A house in the neighborhood was becoming an eye-sore. One junk car sat in the front, another in the back, and trash and weeds ran rampant. So a neighbor called Bob Frie.
"It looks terrible," the man told Frie, a friend who is also the mayor of Arvada, Colorado. He thought Frie might be able to help. He was right. The mayor knew the first step to initiate a response was to call code enforcement, and that's what he did.
But something didn't feel quite right to Frie. And that feeling stayed with him a few months later, in January 2009, as he drove with his wife, Candy, to a meeting convened by a group of local pastors and church leaders. The agenda for their time together was built around one question: If you could eradicate one problem in our community today, what would it be?
There was no shortage of ideas. Arvada, population 106,000 and located just 10 miles northwest of downtown Denver, enjoys good schools, clean neighborhoods and parks, and civic pride, but it suffers from its share of social ills, too. And that's where local churches wanted to step in.
At the meeting, after sharing his vision in which "no one falls through the cracks," Frie paused.
"Wouldn't it be great if Arvada could become a city of good neighbors?" he asked. "You could address a lot of these problems just by teaching the people in your churches how to be good neighbors."
For the two dozen pastors in the room, their minds raced.

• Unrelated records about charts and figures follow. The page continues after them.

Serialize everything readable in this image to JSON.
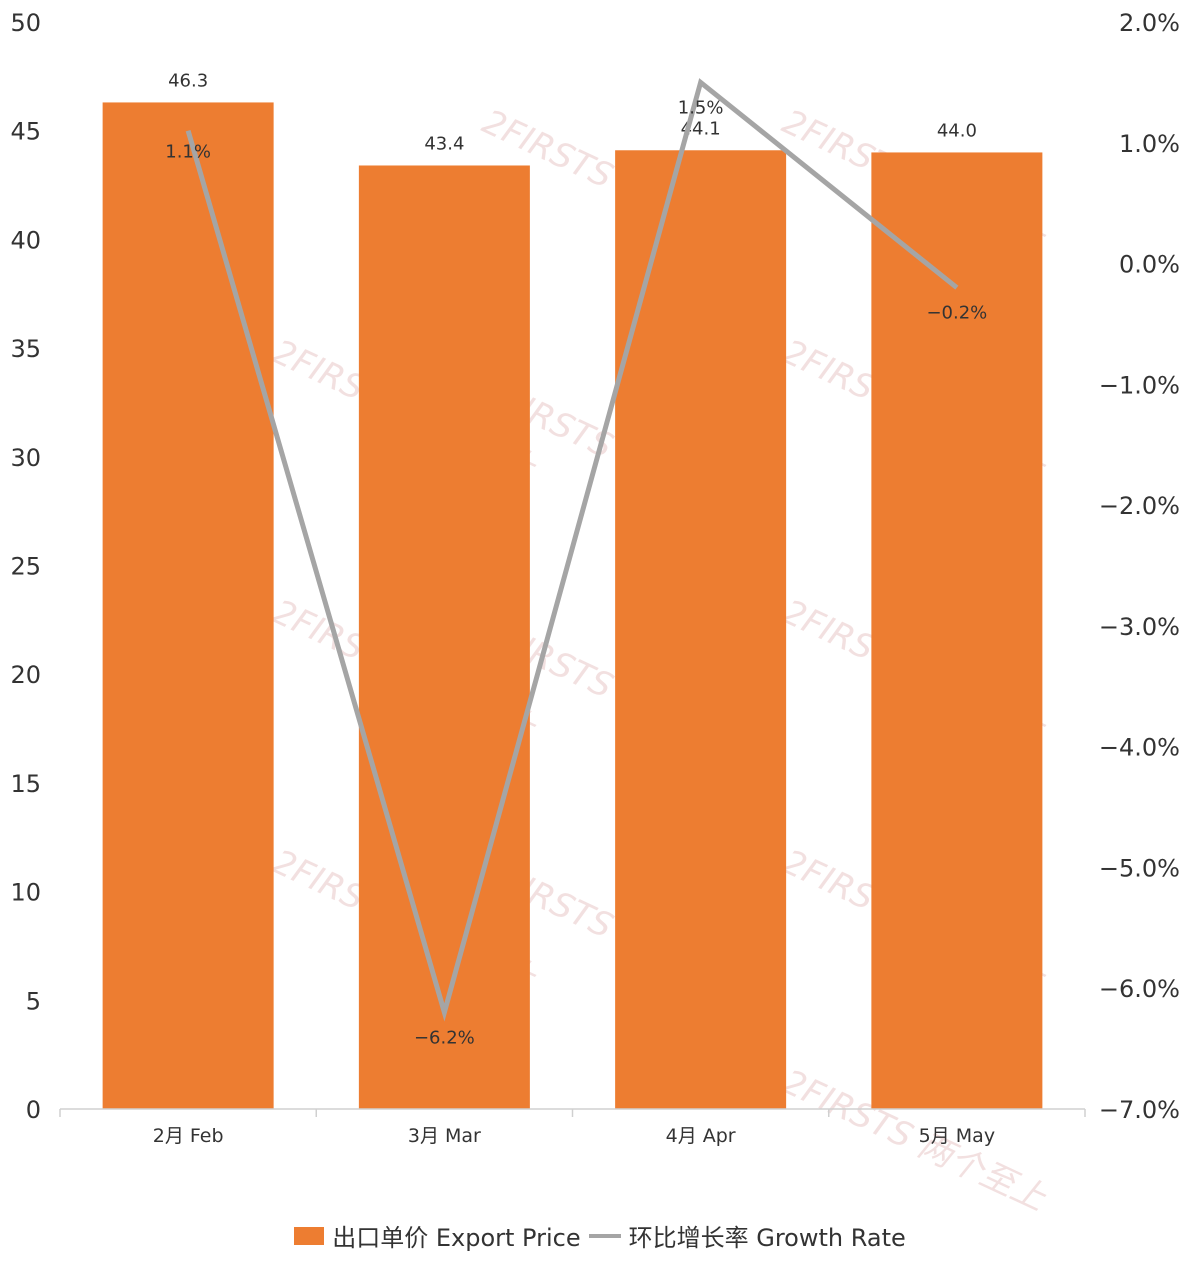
{
  "chart_data": {
    "type": "bar",
    "categories": [
      "2月 Feb",
      "3月 Mar",
      "4月 Apr",
      "5月 May"
    ],
    "series": [
      {
        "name": "出口单价 Export Price",
        "type": "bar",
        "axis": "left",
        "values": [
          46.3,
          43.4,
          44.1,
          44.0
        ],
        "labels": [
          "46.3",
          "43.4",
          "44.1",
          "44.0"
        ],
        "color": "#ED7D31"
      },
      {
        "name": "环比增长率 Growth Rate",
        "type": "line",
        "axis": "right",
        "values": [
          1.1,
          -6.2,
          1.5,
          -0.2
        ],
        "labels": [
          "1.1%",
          "−6.2%",
          "1.5%",
          "−0.2%"
        ],
        "color": "#A5A5A5"
      }
    ],
    "y_left": {
      "ylim": [
        0,
        50
      ],
      "ticks": [
        0,
        5,
        10,
        15,
        20,
        25,
        30,
        35,
        40,
        45,
        50
      ],
      "tick_labels": [
        "0",
        "5",
        "10",
        "15",
        "20",
        "25",
        "30",
        "35",
        "40",
        "45",
        "50"
      ]
    },
    "y_right": {
      "ylim": [
        -7.0,
        2.0
      ],
      "ticks": [
        2.0,
        1.0,
        0.0,
        -1.0,
        -2.0,
        -3.0,
        -4.0,
        -5.0,
        -6.0,
        -7.0
      ],
      "tick_labels": [
        "2.0%",
        "1.0%",
        "0.0%",
        "−1.0%",
        "−2.0%",
        "−3.0%",
        "−4.0%",
        "−5.0%",
        "−6.0%",
        "−7.0%"
      ]
    },
    "grid": false,
    "legend_position": "bottom",
    "watermark": "2FIRSTS 两个至上"
  },
  "legend": {
    "bar_label": "出口单价 Export Price",
    "line_label": "环比增长率 Growth Rate"
  }
}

Could it really be that simple?
"God was using our mayor to preach to us," says Dave Runyon, the former teaching pastor of a local church who began convening regular meetings with nearby pastors in 2006. "It got our attention. He is basically telling us we could help the city best by teaching our people to do what Jesus said matters most and love your neighbor."
In the months that followed, they wrestled with a simple but powerful idea: Local churches might change the world if they taught their people to take Jesus' teaching in Luke 10 literally. The result is Building Blocks, a program which is growing in Denver and beyond.

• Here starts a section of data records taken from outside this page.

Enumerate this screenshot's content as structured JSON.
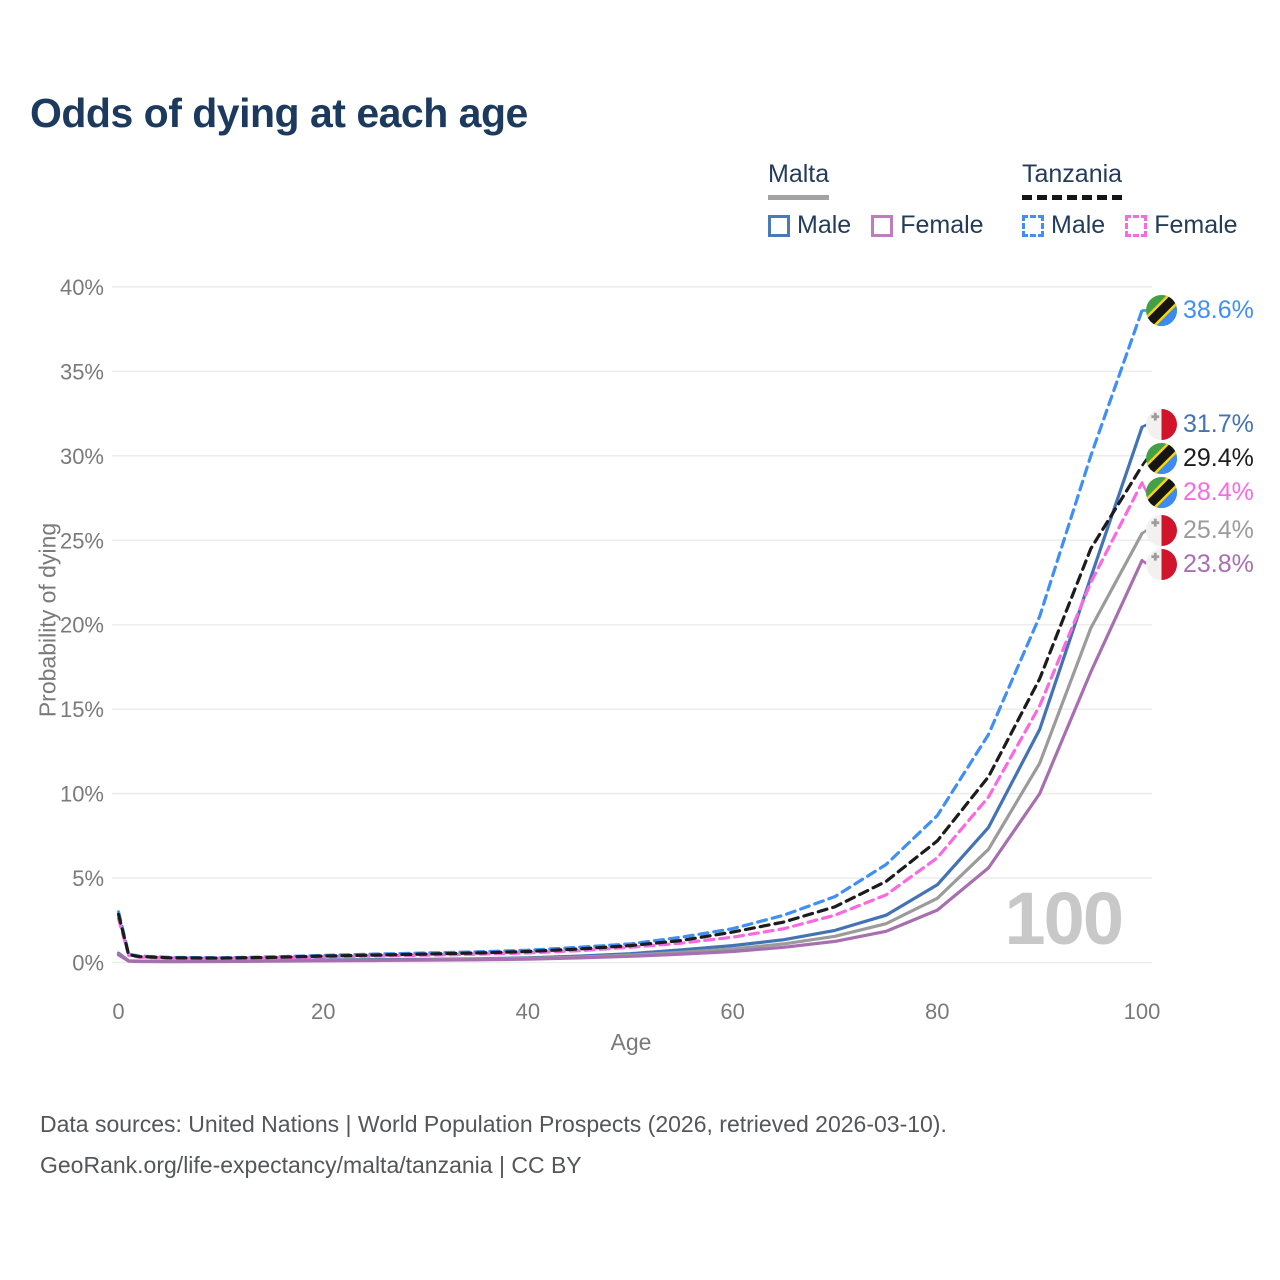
{
  "header": {
    "title": "Odds of dying at each age"
  },
  "legend": {
    "groups": [
      {
        "label": "Malta",
        "dash": false,
        "underline_color": "#a3a3a3",
        "items": [
          {
            "label": "Male",
            "swatch_color": "#4a7ab8",
            "dash": false
          },
          {
            "label": "Female",
            "swatch_color": "#bd7ec0",
            "dash": false
          }
        ]
      },
      {
        "label": "Tanzania",
        "dash": true,
        "underline_color": "#161616",
        "items": [
          {
            "label": "Male",
            "swatch_color": "#418ff4",
            "dash": true
          },
          {
            "label": "Female",
            "swatch_color": "#f96ae1",
            "dash": true
          }
        ]
      }
    ]
  },
  "axes": {
    "y_title": "Probability of dying",
    "x_title": "Age",
    "y_ticks": [
      {
        "value": 0,
        "label": "0%"
      },
      {
        "value": 5,
        "label": "5%"
      },
      {
        "value": 10,
        "label": "10%"
      },
      {
        "value": 15,
        "label": "15%"
      },
      {
        "value": 20,
        "label": "20%"
      },
      {
        "value": 25,
        "label": "25%"
      },
      {
        "value": 30,
        "label": "30%"
      },
      {
        "value": 35,
        "label": "35%"
      },
      {
        "value": 40,
        "label": "40%"
      }
    ],
    "x_ticks": [
      {
        "value": 0,
        "label": "0"
      },
      {
        "value": 20,
        "label": "20"
      },
      {
        "value": 40,
        "label": "40"
      },
      {
        "value": 60,
        "label": "60"
      },
      {
        "value": 80,
        "label": "80"
      },
      {
        "value": 100,
        "label": "100"
      }
    ]
  },
  "watermark": {
    "value": "100"
  },
  "footer": {
    "line1": "Data sources: United Nations | World Population Prospects (2026, retrieved 2026-03-10).",
    "line2": "GeoRank.org/life-expectancy/malta/tanzania | CC BY"
  },
  "colors": {
    "title_text": "#1c3a5e",
    "legend_text": "#243c59",
    "axis_text": "#7a7a7a",
    "gridline": "#ececec",
    "watermark": "#c8c8c8",
    "malta_male": "#4373b5",
    "malta_female": "#a76fb0",
    "malta_both": "#9b9b9b",
    "tanzania_male": "#418ff4",
    "tanzania_female": "#f96ae1",
    "tanzania_both": "#1c1c1c",
    "malta_flag_red": "#cf142b",
    "tanzania_flag_green": "#43a047",
    "tanzania_flag_blue": "#3d8af2",
    "tanzania_flag_yellow": "#fcd116"
  },
  "chart_data": {
    "type": "line",
    "title": "Odds of dying at each age",
    "xlabel": "Age",
    "ylabel": "Probability of dying",
    "xlim": [
      0,
      100
    ],
    "ylim": [
      0,
      40
    ],
    "grid": true,
    "legend_position": "top-right",
    "x": [
      0,
      1,
      2,
      5,
      10,
      15,
      20,
      25,
      30,
      35,
      40,
      45,
      50,
      55,
      60,
      65,
      70,
      75,
      80,
      85,
      90,
      95,
      100
    ],
    "series": [
      {
        "id": "malta-male",
        "name": "Malta — Male",
        "country": "Malta",
        "sex": "male",
        "color": "#4373b5",
        "label_color": "#4373b5",
        "dash": false,
        "flag": "mt",
        "end_label": "31.7%",
        "end_value": 31.7,
        "values": [
          0.55,
          0.1,
          0.08,
          0.07,
          0.08,
          0.12,
          0.15,
          0.17,
          0.19,
          0.22,
          0.28,
          0.38,
          0.52,
          0.75,
          1.0,
          1.35,
          1.9,
          2.8,
          4.6,
          8.0,
          13.8,
          22.8,
          31.7
        ]
      },
      {
        "id": "malta-both",
        "name": "Malta — Both sexes",
        "country": "Malta",
        "sex": "both",
        "color": "#9b9b9b",
        "label_color": "#9b9b9b",
        "dash": false,
        "flag": "mt",
        "end_label": "25.4%",
        "end_value": 25.4,
        "values": [
          0.5,
          0.09,
          0.07,
          0.06,
          0.07,
          0.1,
          0.12,
          0.14,
          0.16,
          0.19,
          0.24,
          0.32,
          0.44,
          0.6,
          0.8,
          1.1,
          1.55,
          2.3,
          3.8,
          6.7,
          11.8,
          19.8,
          25.4
        ]
      },
      {
        "id": "malta-female",
        "name": "Malta — Female",
        "country": "Malta",
        "sex": "female",
        "color": "#a76fb0",
        "label_color": "#a76fb0",
        "dash": false,
        "flag": "mt",
        "end_label": "23.8%",
        "end_value": 23.8,
        "values": [
          0.45,
          0.08,
          0.06,
          0.05,
          0.06,
          0.08,
          0.1,
          0.12,
          0.14,
          0.16,
          0.2,
          0.27,
          0.37,
          0.5,
          0.65,
          0.9,
          1.25,
          1.85,
          3.1,
          5.6,
          10.0,
          17.2,
          23.8
        ]
      },
      {
        "id": "tanzania-male",
        "name": "Tanzania — Male",
        "country": "Tanzania",
        "sex": "male",
        "color": "#418ff4",
        "label_color": "#418ff4",
        "dash": true,
        "flag": "tz",
        "end_label": "38.6%",
        "end_value": 38.6,
        "values": [
          3.0,
          0.5,
          0.38,
          0.3,
          0.28,
          0.33,
          0.42,
          0.5,
          0.56,
          0.63,
          0.73,
          0.9,
          1.1,
          1.5,
          2.0,
          2.8,
          3.9,
          5.8,
          8.7,
          13.5,
          20.5,
          30.0,
          38.6
        ]
      },
      {
        "id": "tanzania-female",
        "name": "Tanzania — Female",
        "country": "Tanzania",
        "sex": "female",
        "color": "#f96ae1",
        "label_color": "#f96ae1",
        "dash": true,
        "flag": "tz",
        "end_label": "28.4%",
        "end_value": 28.4,
        "values": [
          2.6,
          0.42,
          0.32,
          0.26,
          0.24,
          0.27,
          0.33,
          0.38,
          0.43,
          0.49,
          0.57,
          0.7,
          0.9,
          1.15,
          1.5,
          2.0,
          2.8,
          4.0,
          6.2,
          9.8,
          15.2,
          22.5,
          28.4
        ]
      },
      {
        "id": "tanzania-both",
        "name": "Tanzania — Both sexes",
        "country": "Tanzania",
        "sex": "both",
        "color": "#1c1c1c",
        "label_color": "#1c1c1c",
        "dash": true,
        "flag": "tz",
        "end_label": "29.4%",
        "end_value": 29.4,
        "values": [
          2.85,
          0.46,
          0.35,
          0.28,
          0.26,
          0.3,
          0.38,
          0.44,
          0.5,
          0.56,
          0.65,
          0.8,
          1.0,
          1.3,
          1.8,
          2.4,
          3.3,
          4.8,
          7.2,
          11.0,
          16.8,
          24.5,
          29.4
        ]
      }
    ]
  }
}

In 2010, the Pew Internet and American Life Project asked more than 2,200 adults about their communities. Some 28 percent didn't know the name of even one neighbor. Only 19 percent said they knew all of them.
One summer evening, after an impromptu outdoor barbecue with his small group introduced him and his wife to numerous people in his apartment complex, Jay Pathak, pastor of Mile High Vineyard in Arvada, began thinking how to encourage the people in his church to meet their neighbors. He drew up a tic-tac-toe grid to visualize this situation. The middle box represents a person's residence, while the remaining eight boxes represent those surrounding them, be they houses, townhomes, or apartments.

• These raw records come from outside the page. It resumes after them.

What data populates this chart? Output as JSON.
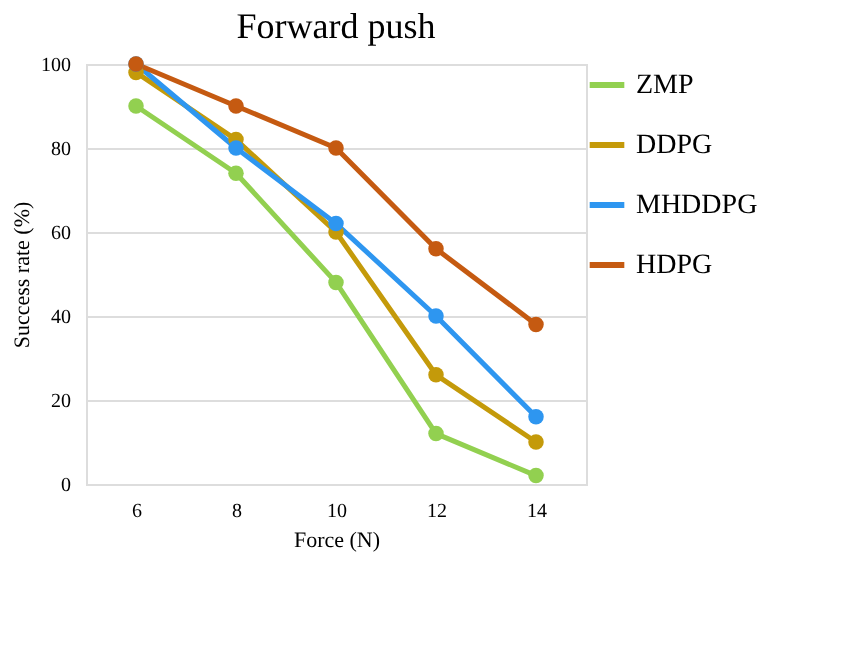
{
  "chart_data": {
    "type": "line",
    "title": "Forward push",
    "xlabel": "Force (N)",
    "ylabel": "Success rate (%)",
    "categories": [
      "6",
      "8",
      "10",
      "12",
      "14"
    ],
    "series": [
      {
        "name": "ZMP",
        "color": "#92d050",
        "values": [
          90,
          74,
          48,
          12,
          2
        ]
      },
      {
        "name": "DDPG",
        "color": "#c49a0a",
        "values": [
          98,
          82,
          60,
          26,
          10
        ]
      },
      {
        "name": "MHDDPG",
        "color": "#2e96f0",
        "values": [
          100,
          80,
          62,
          40,
          16
        ]
      },
      {
        "name": "HDPG",
        "color": "#c55a11",
        "values": [
          100,
          90,
          80,
          56,
          38
        ]
      }
    ],
    "ylim": [
      0,
      100
    ],
    "yticks": [
      0,
      20,
      40,
      60,
      80,
      100
    ],
    "grid": "y",
    "legend": "right",
    "marker": "circle",
    "line_style": "solid"
  }
}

"The diagram is so basic, but it helps people to realize they don't even know their neighbors' names," Pathak says. He and other Arvada pastors began using the grid with their church leaders and congregations, and usually less than 10 percent can name all eight neighbors.
When Runyon's wife, Lauren, tacked a grid for the first time on their refrigerator at home, they only knew half. "I call this the chart of shame," Runyon says half-jokingly as he speaks about Building Blocks. Then he turns serious. "What does that say about how well we're doing about the most basic thing Jesus told us to do?"
"We all need a place to start," Pathak says. "The challenge is realizing where we are starting from."
Building Great Neighborhoods
A few months after meeting with the mayor, the church leaders met with Vicky Reier, the assistant city manager for Arvada and herself a member of the Arvada Covenant Church. She told the leaders that she and other city leaders saw no noticeable difference between Christians and non-Christians in terms of their interactions with neighbors. How could they help their congregations grasp the basic teaching by Christ about how to meet neighbors and relate to them?